John William Dougherty, DO

What Category Provider type are you? Psychiatry
What board certifications do you hold? American Board of Psychiatry and Neurology, American College of Osteopathic Family Physicians
How many years have you been in ketamine practice? 3
What percentage of your work is clinical versus research? 95%
Please describe any connections you have to major universities, research institutions and pharmaceutical companies, both financial and advisory/board? Collaborate on some research papers with colleges in the TBI realm at Johns Hopkins but no formal associations currently
What are your views regarding desirability and appropriateness of including and fostering the variety of practitioners who presently administer ketamine for mood disorders? I believe it is important to foster many different perspectives regarding ketamine for mood disorders because each representative has views that may be overlooked by the other practitioners. These views may provide valuable insight into how we can do things better to improve patient outcomes. I believe in a team approach and that all of us have the same goals in mind for patients so whatever will help them is best.

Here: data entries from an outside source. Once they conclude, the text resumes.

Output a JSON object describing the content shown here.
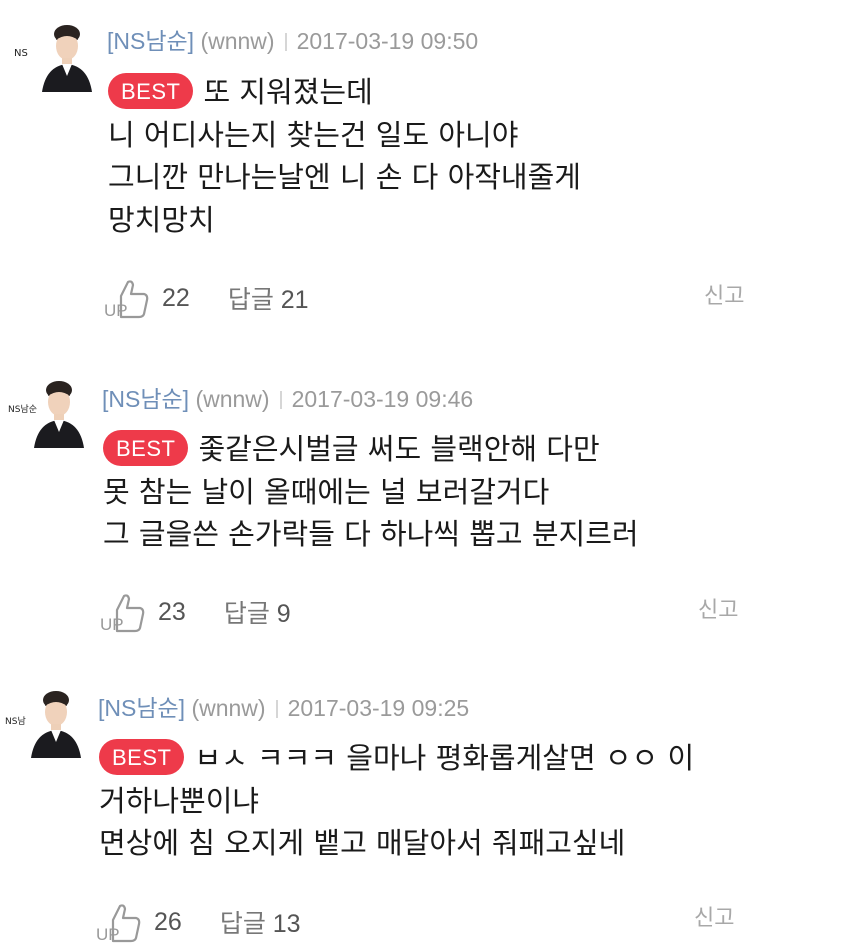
{
  "comments": [
    {
      "nick": "[NS남순]",
      "user_id": "(wnnw)",
      "date": "2017-03-19 09:50",
      "best_label": "BEST",
      "lines": [
        "또 지워졌는데",
        "니 어디사는지 찾는건 일도 아니야",
        "그니깐 만나는날엔 니 손 다 아작내줄게",
        "망치망치"
      ],
      "likes": "22",
      "reply_label": "답글",
      "reply_count": "21",
      "report_label": "신고",
      "avatar_text": "NS"
    },
    {
      "nick": "[NS남순]",
      "user_id": "(wnnw)",
      "date": "2017-03-19 09:46",
      "best_label": "BEST",
      "lines": [
        "좇같은시벌글 써도 블랙안해 다만",
        "못 참는 날이 올때에는 널 보러갈거다",
        "그 글을쓴 손가락들 다 하나씩 뽑고 분지르러"
      ],
      "likes": "23",
      "reply_label": "답글",
      "reply_count": "9",
      "report_label": "신고",
      "avatar_text": "NS남순"
    },
    {
      "nick": "[NS남순]",
      "user_id": "(wnnw)",
      "date": "2017-03-19 09:25",
      "best_label": "BEST",
      "lines": [
        "ㅂㅅ ㅋㅋㅋ 을마나 평화롭게살면 ㅇㅇ 이",
        "거하나뿐이냐",
        "면상에 침 오지게 뱉고 매달아서 줘패고싶네"
      ],
      "likes": "26",
      "reply_label": "답글",
      "reply_count": "13",
      "report_label": "신고",
      "avatar_text": "NS남"
    }
  ],
  "colors": {
    "best_badge": "#ee3a4a",
    "nickname": "#6f8fb8",
    "meta": "#9a9a9a"
  },
  "icons": {
    "up": "thumbs-up-icon",
    "avatar": "profile-avatar"
  }
}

What is your preferred route of administration of ketamine for mood disorders. What are your thoughts about the appropriateness or therapeutic value of other routes? I prefer IV administration due to having performed more than 2000 infusions over the course of the last few years. I had some experience with IM as well but most often patients did not like the quick impact and it often led to more nausea and unpleasant experiences for them. I have no experience with PO ketamine at this time and am open minded but wish he bioavailability was higher.
How do you approach the problem of integrating the transient altered state we induce into the patient’s overall psychic economy? What is the practitioner’s responsibility in this regard? For the previous clinic I worked at, we had always left individuals to themselves during the experience because it seemed that if that had certain dissociative symptoms they would often appear to respond better to the treatment itself and the subsequent treatments. I do believe having some symptoms are likely important although there are some patients who were the exception to the rule. I would look at the bottom line in terms of results of symptom reduction but if they were not improving, I would definitely push for a more transformative experience to give them the best chance to succeed. I have also now seen/heard some patients do better with some guidance during there experience with psychotherapy which I think can also help to a certain point in some individuals.
The practioner’s responsibility is to optimize results so if they do not appear to respond I think it is important to increase the dose to change the experience a bit as long as they can tolerate this change. I try to balance this with the overall pleasant nature of the experience because if they have a terrifying time we also do not want to scare them away from continuing this treatment.
Please describe your present clinical practice. How will it look different in 5 years? Currently I have transitioned away from an all ketamine practice in the past year and have started to get back into it again. Currently I am providing some ketamine services within an existing ketamine practice in New Jersey under the leadership of Dr. Patrick Sullivan. The goal is to increase volume and gradually expand the hours of the practice and to hopefully add a second location in PA in the near future. In the next five years, we hope to be able to have at least two successful practices offering a variety of services including traditional psychiatric services, TMS, ketamine and possibly even psilocybin if that is available at some point in the next few years.
How do you envision ASKP3 growing over the next 4 years? I envision ASKP3 growing to add more providers from a variety of disciplines and expanding access to ketamine across the country. I envision this organization advocating for the destigmatization of ketamine as a valuable treatment option and pushing for more ways to get ketamine to patients with better forms of oral supplements, easier ways to set up clinics using spravato and providing a great understanding to general practioners and other providers to consider referring for ketamine treatment sooner in treatment rather than waiting until a patient has tried practically every medication and has been struggling with severe depression for years. I hope they can advocate to the different states for ways to help access happen easier and encourage providers to offer ketamine.